Leonhard also writes of intellectual currents in the belligerent societies; how ideas of politics and identities were changed by the conflict. The rise of Bolshevism and the replacement of Russian autocracy by a form of savage gangsterism are shown as having an effect that seeped far beyond the boundaries of that country, and did so with great speed — though Russia’s departure from the war created a further opportunity for Polish nationalism. Despite, or rather because of, the death of liberalism, the war profiteer was invented, making vast sums of money out of the state’s need to manufacture the weapons of human misery. Germany sowed the seeds for its postwar inflation by getting into the habit of printing money rather than (as in Britain) taxing heavily to meet some of the extra cost of war.

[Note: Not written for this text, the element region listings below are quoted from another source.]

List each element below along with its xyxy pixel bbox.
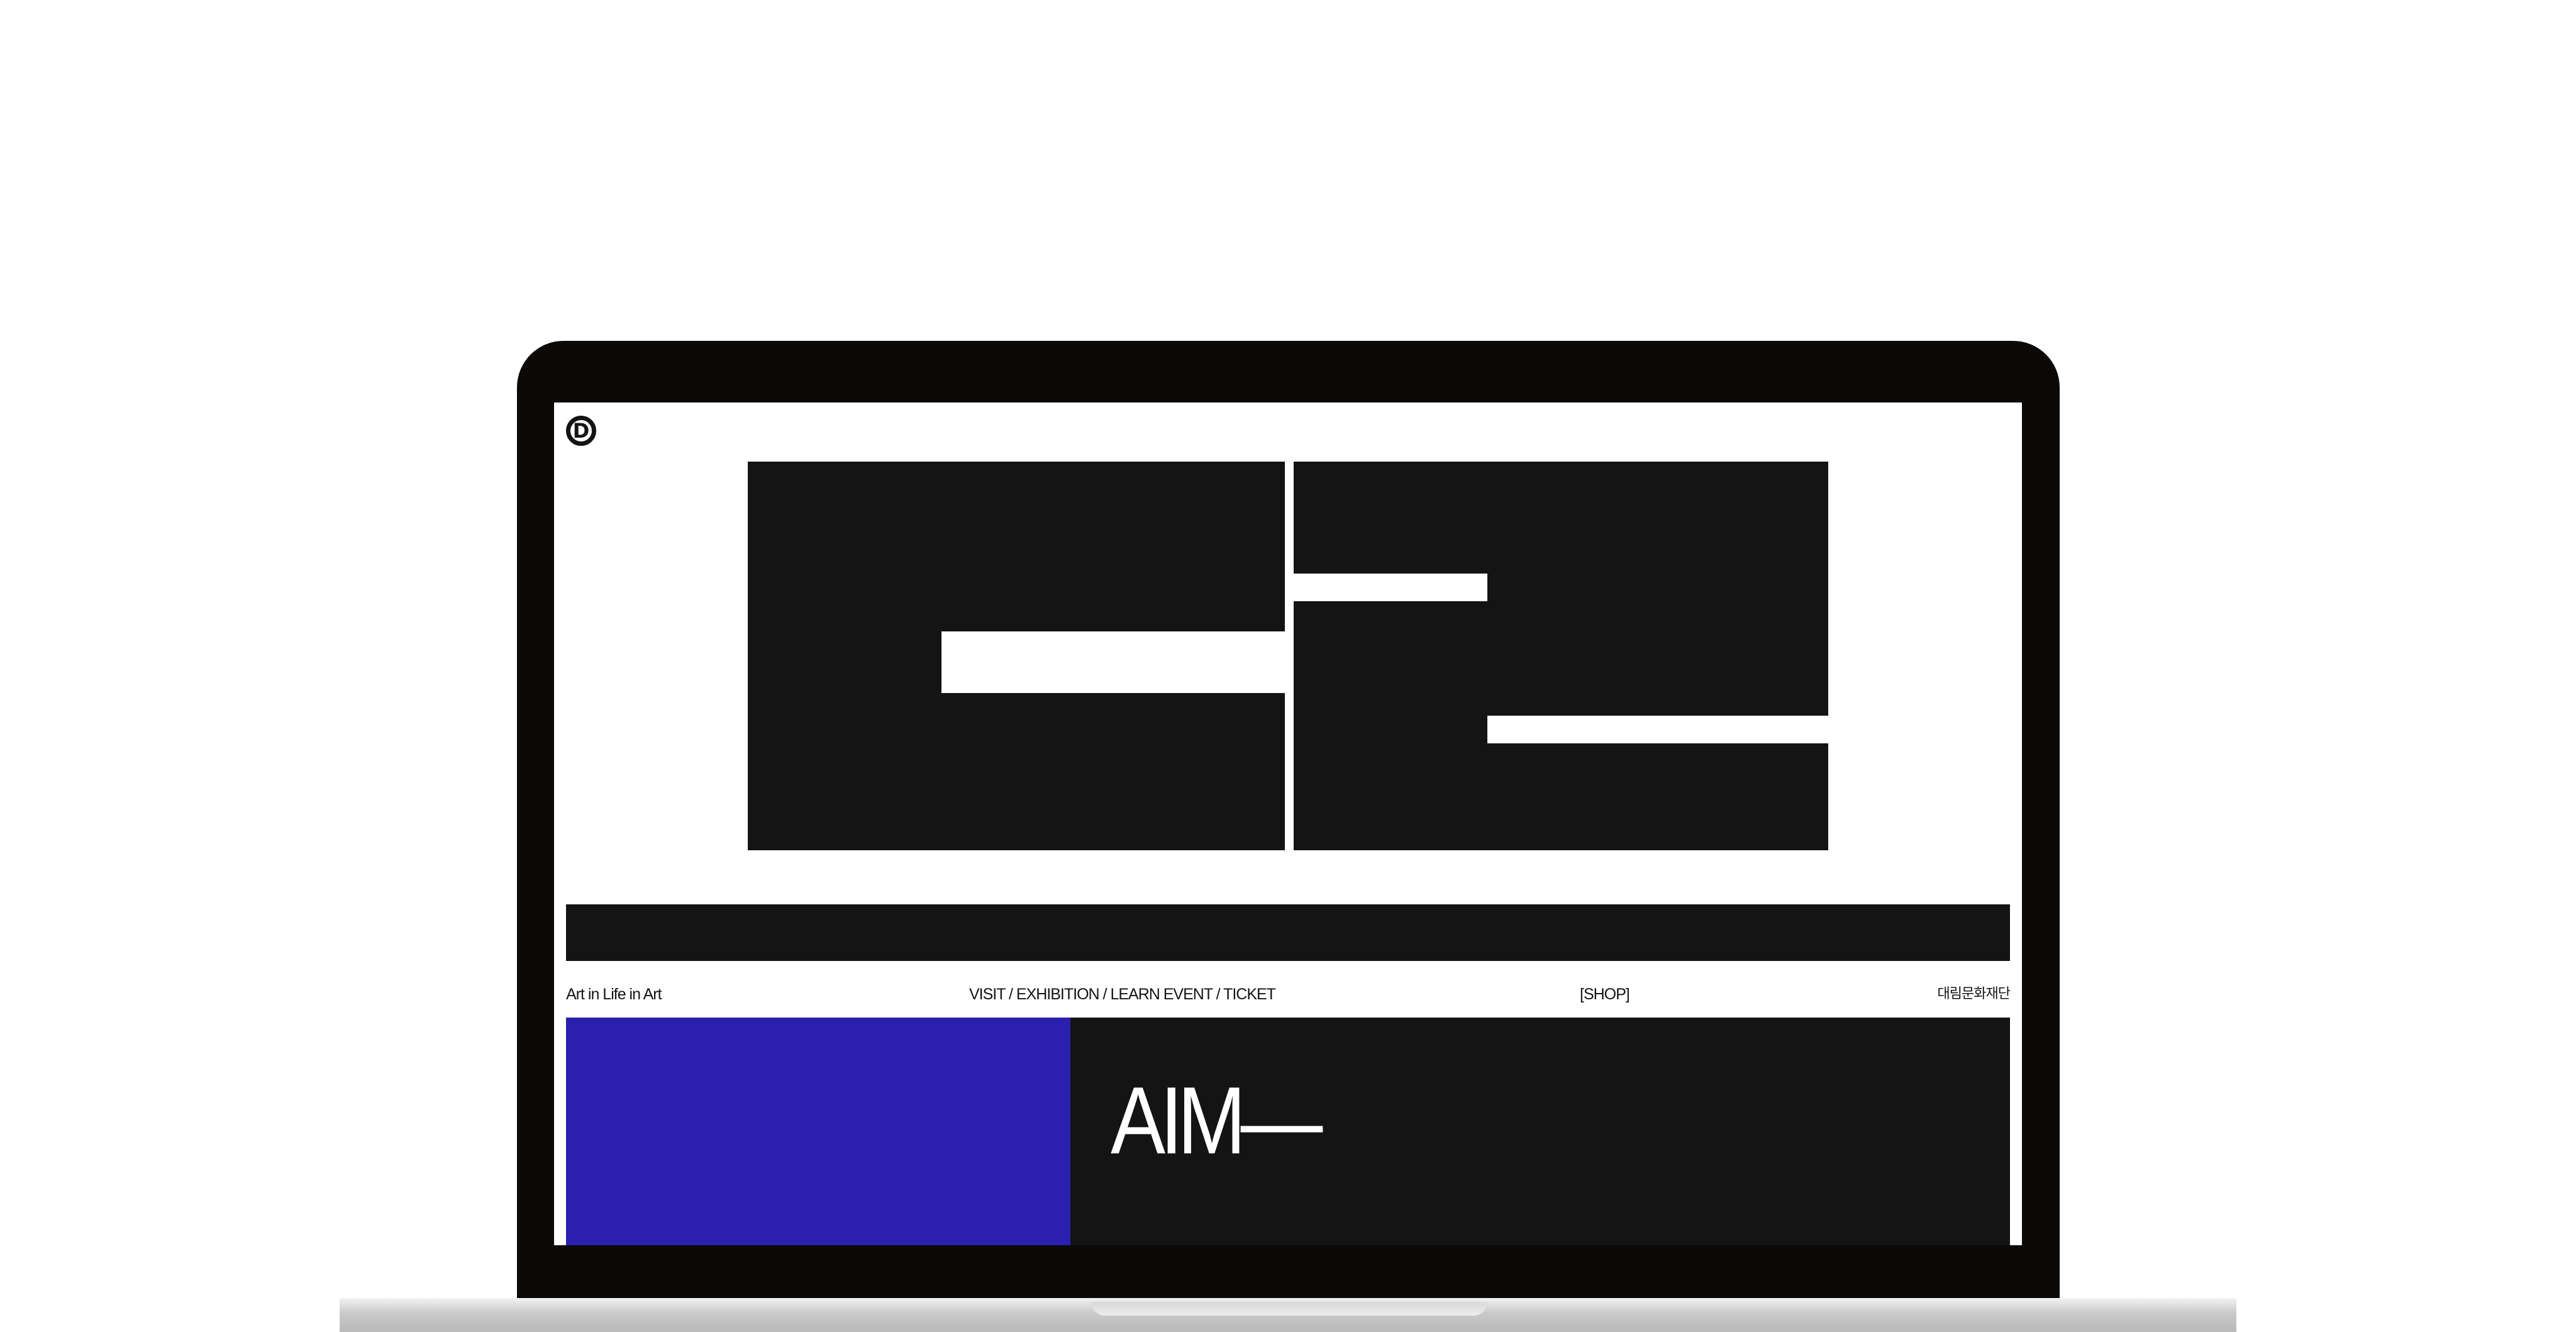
- divider-bar: [566, 904, 2010, 961]
- circled-d-logo-icon[interactable]: D: [566, 416, 596, 446]
- feature-banner[interactable]: AIM—: [566, 1018, 2010, 1245]
- two-shape-bottom: [1294, 743, 1828, 850]
- c-shape-bottom: [748, 693, 1285, 850]
- site-navigation: Art in Life in Art VISIT / EXHIBITION / …: [566, 984, 2011, 1005]
- nav-item-exhibition[interactable]: EXHIBITION: [1016, 985, 1100, 1003]
- two-shape-upper-right: [1487, 574, 1828, 601]
- laptop-base-notch: [1091, 1302, 1487, 1316]
- c2-wordmark-graphic: [748, 462, 1828, 850]
- feature-color-block: [566, 1018, 1070, 1245]
- browser-screen: D Art in Life in Art VISIT / EXHIBITION …: [554, 402, 2022, 1245]
- two-shape-middle: [1294, 601, 1828, 716]
- site-tagline: Art in Life in Art: [566, 985, 662, 1003]
- feature-headline: AIM—: [1111, 1067, 1323, 1174]
- shop-link[interactable]: [SHOP]: [1580, 984, 1630, 1005]
- main-nav: VISIT / EXHIBITION / LEARN EVENT / TICKE…: [969, 984, 1276, 1005]
- nav-item-ticket[interactable]: TICKET: [1223, 985, 1276, 1003]
- two-shape-top: [1294, 462, 1828, 574]
- nav-separator: /: [1005, 985, 1016, 1003]
- nav-item-visit[interactable]: VISIT: [969, 985, 1006, 1003]
- c-shape-spine: [748, 631, 941, 693]
- nav-separator: /: [1212, 985, 1224, 1003]
- c-shape-top: [748, 462, 1285, 631]
- nav-item-learn-event[interactable]: LEARN EVENT: [1110, 985, 1213, 1003]
- foundation-link[interactable]: 대림문화재단: [1938, 984, 2011, 1005]
- logo-letter: D: [572, 419, 590, 443]
- nav-separator: /: [1099, 985, 1111, 1003]
- two-shape-lower-left: [1294, 716, 1487, 743]
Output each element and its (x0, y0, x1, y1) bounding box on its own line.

Pandora’s Box has been translated from the original German, but into American, not English, English: and sometimes the book reads like an advanced PowerPoint presentation rather than a work of history. Yet the depth of his research and the denseness of the information and analysis he presents make the book compelling reading, and allow one to overcome the occasional stylistic horror. He dips into the letters and diaries of ordinary soldiers and civilians from both sides of the conflict to show the effect on those at the sharp end. It is not always what one might expect — a private on leave from the Buffs in 1916 noted in his diary: ‘Am beginning to long for trenches again, for I get fed up with civilisation.’

It is hard to think of an aspect of the war, military or civilian, that is not at least touched upon in these pages, and made part of an overwhelming synthesis; and the book is extensively illustrated too. It is not a substitute for the specialist works that exist on those aspects, of which doubtless there will be more: but it is the most formidable attempt to make the war to end all wars comprehensible as a whole.